What does the law say?
The law requires your eye-doctor to release your prescription. If you had your last eye-examination after February 4, 2004, your doctor should have handed your prescription to you on completion of the fitting, whether you asked for it or not. If Discount Contact Lenses requests confirmation of your prescription from your doctor, he/she is legally required to confirm the prescription within 8 business hours. If your doctor fails to respond to our request within 8 business hours, the law allows us to assume the prescription is valid. Your doctor may NOT require you to sign any form of release or waiver prior to confirming your prescription. We are allowed to contact your doctor by phone, fax or email. We generally use Fax and/or Phone to request confirmation of prescriptions.
Do I need to provide you with my doctor's phone and fax number?
No. If you provide us with your doctor's name (or the store where he works), and the city where you had the exam, we can generally find the phone and fax number.

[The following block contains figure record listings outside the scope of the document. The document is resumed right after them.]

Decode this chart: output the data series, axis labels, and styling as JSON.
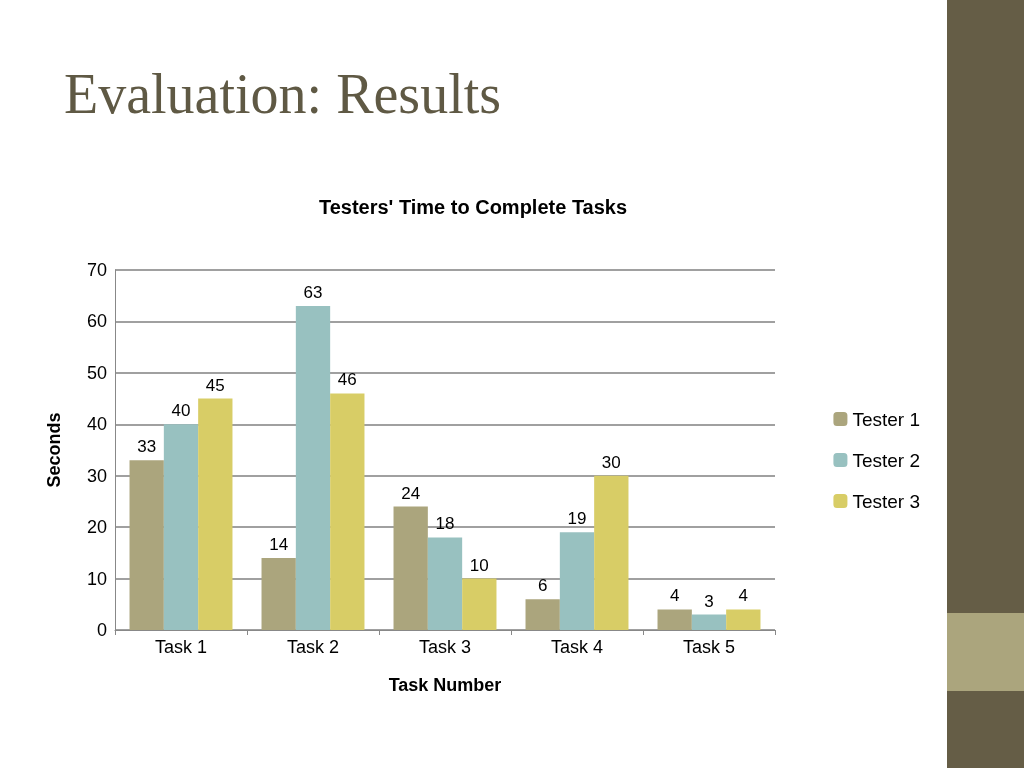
{
  "chart_data": {
    "type": "bar",
    "title": "Evaluation:  Results",
    "subtitle": "Testers' Time to Complete Tasks",
    "xlabel": "Task Number",
    "ylabel": "Seconds",
    "categories": [
      "Task 1",
      "Task 2",
      "Task 3",
      "Task 4",
      "Task 5"
    ],
    "series": [
      {
        "name": "Tester 1",
        "color": "#aba57d",
        "values": [
          33,
          14,
          24,
          6,
          4
        ]
      },
      {
        "name": "Tester 2",
        "color": "#98c1c0",
        "values": [
          40,
          63,
          18,
          19,
          3
        ]
      },
      {
        "name": "Tester 3",
        "color": "#d8cd66",
        "values": [
          45,
          46,
          10,
          30,
          4
        ]
      }
    ],
    "ylim": [
      0,
      70
    ],
    "yticks": [
      0,
      10,
      20,
      30,
      40,
      50,
      60,
      70
    ],
    "grid": "y",
    "legend": "right",
    "data_labels": true
  }
}
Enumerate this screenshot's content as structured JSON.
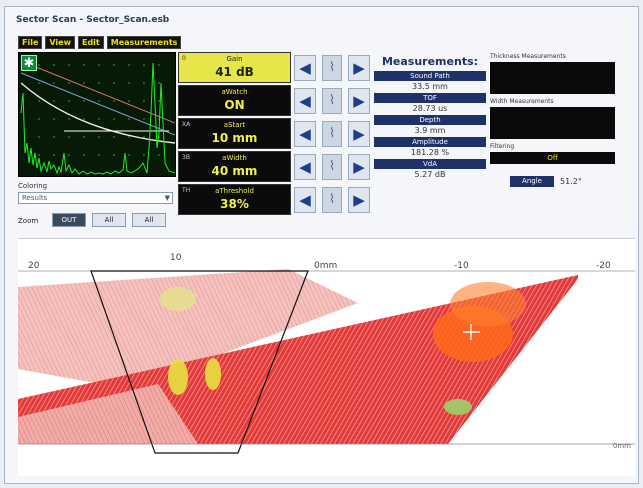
{
  "window": {
    "title": "Sector Scan - Sector_Scan.esb"
  },
  "menu": [
    "File",
    "View",
    "Edit",
    "Measurements"
  ],
  "ascan": {
    "icon": "asterisk-icon"
  },
  "selector": {
    "label": "Coloring",
    "value": "Results"
  },
  "zoom": {
    "label": "Zoom",
    "buttons": [
      "OUT",
      "All",
      "All"
    ]
  },
  "params": [
    {
      "code": "0",
      "name": "Gain",
      "value": "41 dB"
    },
    {
      "code": "",
      "name": "aWatch",
      "value": "ON"
    },
    {
      "code": "XA",
      "name": "aStart",
      "value": "10 mm"
    },
    {
      "code": "3B",
      "name": "aWidth",
      "value": "40 mm"
    },
    {
      "code": "TH",
      "name": "aThreshold",
      "value": "38%"
    }
  ],
  "measurements": {
    "title": "Measurements:",
    "items": [
      {
        "label": "Sound Path",
        "value": "33.5 mm"
      },
      {
        "label": "TOF",
        "value": "28.73 us"
      },
      {
        "label": "Depth",
        "value": "3.9 mm"
      },
      {
        "label": "Amplitude",
        "value": "181.28 %"
      },
      {
        "label": "VdA",
        "value": "5.27 dB"
      }
    ]
  },
  "right_panel": {
    "thickness_label": "Thickness Measurements",
    "width_label": "Width Measurements",
    "filtering_label": "Filtering",
    "filtering_value": "Off",
    "angle_label": "Angle",
    "angle_value": "51.2°"
  },
  "sscan": {
    "scale": [
      "20",
      "10",
      "0mm",
      "-10",
      "-20"
    ],
    "unit": "0mm"
  }
}
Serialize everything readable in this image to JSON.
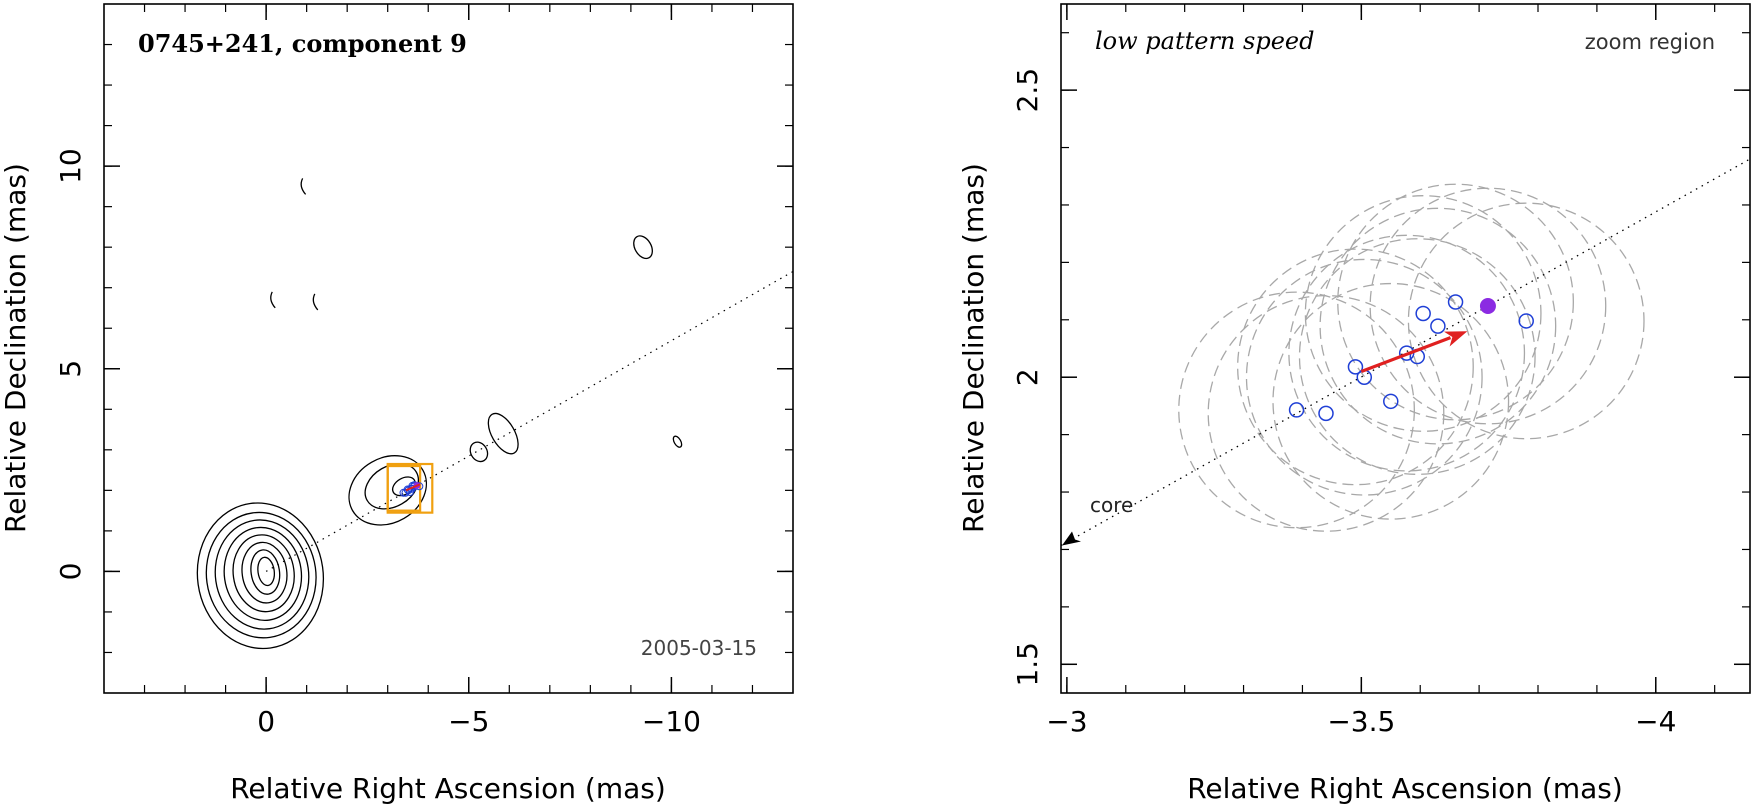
{
  "chart_data": [
    {
      "type": "contour",
      "title": "0745+241, component 9",
      "date": "2005-03-15",
      "xlabel": "Relative Right Ascension (mas)",
      "ylabel": "Relative Declination (mas)",
      "xlim": [
        4,
        -13
      ],
      "ylim": [
        -3,
        14
      ],
      "xticks": [
        0,
        -5,
        -10
      ],
      "yticks": [
        0,
        5,
        10
      ],
      "core_center": [
        0,
        0
      ],
      "core_contour_semi_axes": [
        [
          0.2,
          0.35
        ],
        [
          0.35,
          0.55
        ],
        [
          0.55,
          0.75
        ],
        [
          0.75,
          0.95
        ],
        [
          0.95,
          1.15
        ],
        [
          1.15,
          1.35
        ],
        [
          1.35,
          1.55
        ],
        [
          1.55,
          1.8
        ]
      ],
      "jet_contours": [
        {
          "ra": -3.0,
          "dec": 2.0,
          "rx": 1.0,
          "ry": 0.8
        },
        {
          "ra": -3.1,
          "dec": 2.1,
          "rx": 0.7,
          "ry": 0.5
        },
        {
          "ra": -3.4,
          "dec": 2.1,
          "rx": 0.3,
          "ry": 0.2
        },
        {
          "ra": -5.25,
          "dec": 2.95,
          "rx": 0.2,
          "ry": 0.25
        },
        {
          "ra": -5.85,
          "dec": 3.4,
          "rx": 0.28,
          "ry": 0.55
        },
        {
          "ra": -9.3,
          "dec": 8.0,
          "rx": 0.2,
          "ry": 0.3
        },
        {
          "ra": -10.15,
          "dec": 3.2,
          "rx": 0.08,
          "ry": 0.15
        }
      ],
      "arc_contours": [
        [
          -0.95,
          9.5
        ],
        [
          -0.2,
          6.7
        ],
        [
          -1.25,
          6.65
        ]
      ],
      "jet_axis": {
        "from": [
          0,
          0
        ],
        "to": [
          -13,
          7.4
        ]
      },
      "component_positions": [
        [
          -3.39,
          1.94
        ],
        [
          -3.44,
          1.94
        ],
        [
          -3.49,
          2.02
        ],
        [
          -3.51,
          2.0
        ],
        [
          -3.55,
          1.96
        ],
        [
          -3.58,
          2.04
        ],
        [
          -3.6,
          2.04
        ],
        [
          -3.61,
          2.11
        ],
        [
          -3.64,
          2.09
        ],
        [
          -3.66,
          2.13
        ],
        [
          -3.78,
          2.1
        ]
      ],
      "highlight_position": [
        -3.72,
        2.12
      ],
      "zoom_boxes": [
        {
          "ra": [
            -3.0,
            -4.1
          ],
          "dec": [
            1.45,
            2.65
          ]
        },
        {
          "ra": [
            -3.0,
            -3.8
          ],
          "dec": [
            1.5,
            2.6
          ]
        }
      ],
      "colors": {
        "axes": "#000000",
        "contours": "#000000",
        "components": "#1f3fd6",
        "highlight": "#8b2be2",
        "vector": "#e02020",
        "zoom_box": "#f0a010"
      }
    },
    {
      "type": "scatter",
      "title": "low pattern speed",
      "label": "zoom region",
      "xlabel": "Relative Right Ascension (mas)",
      "ylabel": "Relative Declination (mas)",
      "xlim": [
        -2.99,
        -4.16
      ],
      "ylim": [
        1.45,
        2.65
      ],
      "xticks": [
        -3,
        -3.5,
        -4
      ],
      "xtick_labels": [
        "−3",
        "−3.5",
        "−4"
      ],
      "yticks": [
        1.5,
        2,
        2.5
      ],
      "ytick_labels": [
        "1.5",
        "2",
        "2.5"
      ],
      "points": [
        [
          -3.39,
          1.943
        ],
        [
          -3.44,
          1.937
        ],
        [
          -3.49,
          2.018
        ],
        [
          -3.505,
          2.0
        ],
        [
          -3.55,
          1.958
        ],
        [
          -3.577,
          2.042
        ],
        [
          -3.595,
          2.036
        ],
        [
          -3.605,
          2.111
        ],
        [
          -3.63,
          2.089
        ],
        [
          -3.66,
          2.131
        ],
        [
          -3.78,
          2.098
        ]
      ],
      "highlight_point": [
        -3.715,
        2.124
      ],
      "error_circle_radius_ra": 0.2,
      "arrow": {
        "from": [
          -3.5,
          2.01
        ],
        "to": [
          -3.68,
          2.08
        ]
      },
      "jet_axis": {
        "from": [
          -2.99,
          1.707
        ],
        "to": [
          -4.16,
          2.38
        ]
      },
      "annotation": "core",
      "colors": {
        "axes": "#000000",
        "points": "#1f3fd6",
        "highlight": "#8b2be2",
        "arrow": "#e02020",
        "circles": "#a8a8a8"
      }
    }
  ]
}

How long is my prescription valid for?
A minimum of 1 year, and 2 years in many states. Your doctor may place a shorter expiration time on your prescription, but only if there are documented medical reasons for doing so. If your prescription has an expiration date, you may want to ask your doctor to explain the medical reasons he/she has placed such a restriction on your prescription.
My doctor is requiring me to return for a follow-up visit before releasing the prescription. Is this legal?
Yes. The doctor may want to evaluate your eyes with the trial (fitting) lenses in place prior to releasing the prescription. He/she may also require you to pay for the fitting in full prior to releasing the prescription
My Doctor refuses to release my prescription unless I sign something. Is this legal?
No. Your doctor may not require you to sign any form of release or waiver prior to confirming your prescription.